El Fondo de las Naciones Unidas para la Infancia (Unicef) denunció este viernes la muerte de aproximadamente 180 niños en Irán, víctimas de la ofensiva militar conjunta de Estados Unidos e Israel iniciada el pasado 28 de febrero. El organismo internacional expresó su profunda consternación ante la pérdida de vidas inocentes, subrayando que estos decesos representan una de las consecuencias más devastadoras del reciente conflicto armado en la región.
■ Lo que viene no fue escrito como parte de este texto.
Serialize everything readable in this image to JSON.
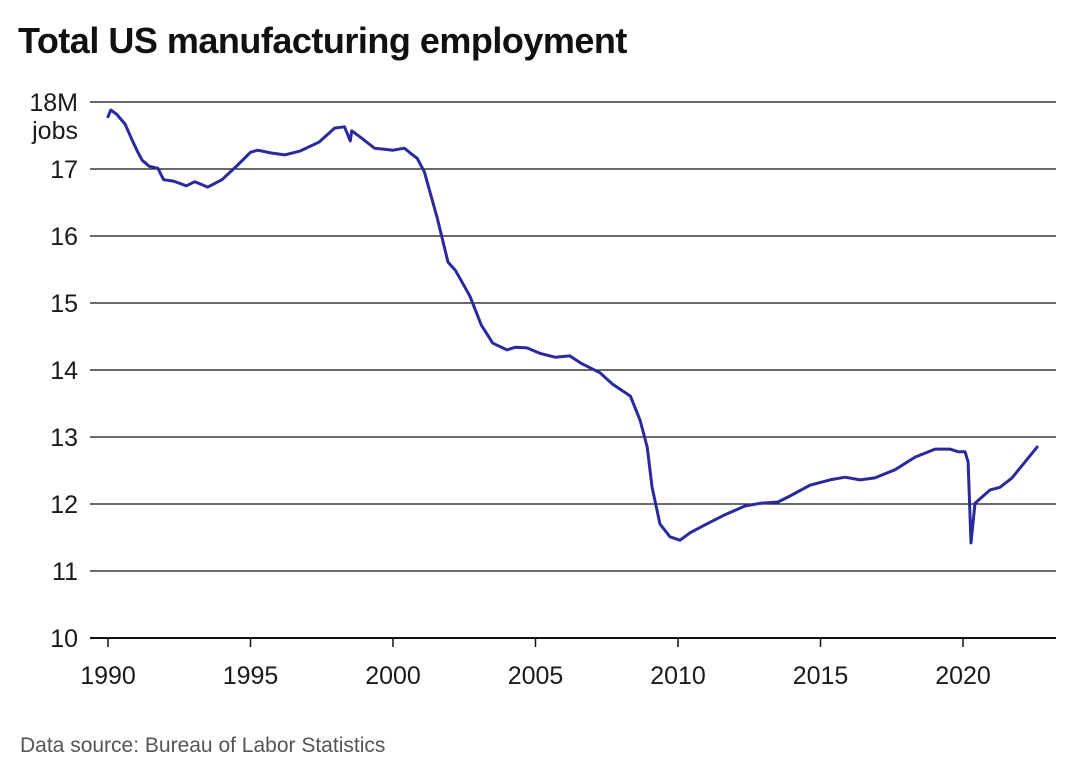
{
  "header": {
    "title": "Total US manufacturing employment"
  },
  "footer": {
    "source": "Data source: Bureau of Labor Statistics"
  },
  "colors": {
    "line": "#2a2a9e",
    "grid": "#111111",
    "source_text": "#555555"
  },
  "axes": {
    "y_unit_label": "jobs",
    "y_ticks": [
      "18M",
      "17",
      "16",
      "15",
      "14",
      "13",
      "12",
      "11",
      "10"
    ],
    "x_ticks": [
      "1990",
      "1995",
      "2000",
      "2005",
      "2010",
      "2015",
      "2020"
    ]
  },
  "chart_data": {
    "type": "line",
    "title": "Total US manufacturing employment",
    "xlabel": "",
    "ylabel": "Millions of jobs",
    "ylim": [
      10,
      18
    ],
    "xlim": [
      1990,
      2022.6
    ],
    "grid": "horizontal",
    "legend": null,
    "y_tick_labels": [
      "10",
      "11",
      "12",
      "13",
      "14",
      "15",
      "16",
      "17",
      "18M jobs"
    ],
    "x_tick_labels": [
      "1990",
      "1995",
      "2000",
      "2005",
      "2010",
      "2015",
      "2020"
    ],
    "source": "Bureau of Labor Statistics",
    "series": [
      {
        "name": "Total US manufacturing employment (millions)",
        "x": [
          1990.0,
          1990.1,
          1990.3,
          1990.6,
          1990.85,
          1991.05,
          1991.2,
          1991.45,
          1991.75,
          1991.95,
          1992.3,
          1992.75,
          1993.05,
          1993.5,
          1994.0,
          1994.55,
          1995.0,
          1995.25,
          1995.7,
          1996.2,
          1996.75,
          1997.4,
          1997.95,
          1998.3,
          1998.5,
          1998.55,
          1998.9,
          1999.35,
          2000.0,
          2000.4,
          2000.6,
          2000.85,
          2001.1,
          2001.55,
          2001.93,
          2002.2,
          2002.7,
          2003.1,
          2003.5,
          2004.0,
          2004.3,
          2004.7,
          2005.15,
          2005.7,
          2006.2,
          2006.6,
          2007.26,
          2007.7,
          2008.33,
          2008.67,
          2008.92,
          2009.09,
          2009.37,
          2009.72,
          2010.07,
          2010.42,
          2010.95,
          2011.65,
          2012.35,
          2012.88,
          2013.51,
          2013.93,
          2014.63,
          2015.33,
          2015.86,
          2016.39,
          2016.91,
          2017.61,
          2018.32,
          2019.02,
          2019.54,
          2019.82,
          2020.07,
          2020.18,
          2020.28,
          2020.42,
          2020.95,
          2021.3,
          2021.72,
          2022.18,
          2022.6
        ],
        "values": [
          17.78,
          17.88,
          17.82,
          17.67,
          17.43,
          17.25,
          17.13,
          17.04,
          17.01,
          16.84,
          16.82,
          16.75,
          16.81,
          16.73,
          16.84,
          17.06,
          17.25,
          17.28,
          17.24,
          17.21,
          17.27,
          17.4,
          17.61,
          17.63,
          17.42,
          17.57,
          17.46,
          17.31,
          17.28,
          17.31,
          17.24,
          17.16,
          16.96,
          16.27,
          15.61,
          15.48,
          15.1,
          14.67,
          14.4,
          14.3,
          14.34,
          14.33,
          14.25,
          14.19,
          14.21,
          14.1,
          13.96,
          13.79,
          13.61,
          13.25,
          12.85,
          12.25,
          11.7,
          11.51,
          11.46,
          11.57,
          11.69,
          11.84,
          11.97,
          12.01,
          12.03,
          12.12,
          12.28,
          12.36,
          12.4,
          12.36,
          12.39,
          12.51,
          12.7,
          12.82,
          12.82,
          12.78,
          12.78,
          12.63,
          11.42,
          12.01,
          12.21,
          12.25,
          12.39,
          12.63,
          12.85
        ]
      }
    ]
  }
}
La tragedia de mayor magnitud se registró en la escuela primaria femenina Shajaré Tayebé, ubicada en la localidad de Minab. Un bombardeo ejecutado durante el horario escolar segó la vida de 168 niñas de entre 7 y 12 años, mientras que otros doce menores fallecieron en ataques contra instituciones educativas en cinco puntos distintos del país. Este suceso ha generado una ola de indignación global por la vulnerabilidad de los centros de enseñanza en el actual escenario bélico.

Ante estos hechos, Unicef recordó de forma tajante que las escuelas son zonas protegidas por el Derecho Internacional Humanitario y exigió el cese inmediato de la violencia contra la infancia. El organismo enfatizó que estas muertes son un «duro recordatorio de la brutalidad de la guerra», advirtiendo que el trauma y el impacto social de estos ataques afectarán a las familias y comunidades iraníes durante generaciones enteras.